Anyone who has had to sit through criminal status hearings is aware that the problem is almost entirely due to the slowness of the police in finalising their case and producing evidence for the court. It is completely routine for defendants and their lawyers to turn up at court, and have the police or their lawyers say that they are not ready to proceed. Typically this is because they haven’t furnished the defense lawyers with the required evidence, usually because they haven’t got very much and so haven’t finished bulking it up. It is common to have the police proceed with a case until the final date and then simply not proceed at that point through lack of evidence.
If Simon Power wants to have ‘incentivised’ the system, then I’d suggest two things would help considerably in making sure that the police focus more attention on their case for the prosecution.

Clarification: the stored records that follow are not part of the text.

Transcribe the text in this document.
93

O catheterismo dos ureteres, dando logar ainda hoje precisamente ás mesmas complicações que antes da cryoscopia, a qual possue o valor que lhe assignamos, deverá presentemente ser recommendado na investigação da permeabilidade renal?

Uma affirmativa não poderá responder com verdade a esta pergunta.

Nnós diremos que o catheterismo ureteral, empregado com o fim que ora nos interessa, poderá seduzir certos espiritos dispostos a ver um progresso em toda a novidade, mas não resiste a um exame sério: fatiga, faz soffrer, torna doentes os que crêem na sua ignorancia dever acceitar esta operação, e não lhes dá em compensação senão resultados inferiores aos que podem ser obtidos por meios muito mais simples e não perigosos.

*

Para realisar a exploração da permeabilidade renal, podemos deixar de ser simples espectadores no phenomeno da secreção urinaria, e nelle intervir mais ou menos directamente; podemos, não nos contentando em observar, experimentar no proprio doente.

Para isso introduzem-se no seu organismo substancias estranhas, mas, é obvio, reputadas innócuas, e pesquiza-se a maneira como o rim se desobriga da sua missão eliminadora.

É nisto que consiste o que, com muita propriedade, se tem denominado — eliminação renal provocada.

First: Require that the police to have to get their case checked for strength prior to the first status hearing by lawyers, and rejected if it doesn’t have the legs. In other words, have an actual prosecution office staffed by lawyers to check the police case. That will stop the police from using the courts as an extra-legal punishment by arbitrarily charging without evidence. Some of the cases that I’ve seen brought are so weak that the judges have sometimes not bothered to hear the defense before dismissing the case.
Second: Get the courts to award costs against the NZ Police in the event that a case is dropped or lost after the first status hearing. Make these costs a separate part of the police budget so that it can be monitored. Hopefully that would provide some incentives for police managers to ensure that the quality of their prosecutions is increased.
If those things were done, then I suspect that there would be a considerable clearing of the court calendar. However I suspect that Power’s statements have more to do with providing a ‘political’ topic for the redneck BBQ’s and dinners than solving the clogged court problem.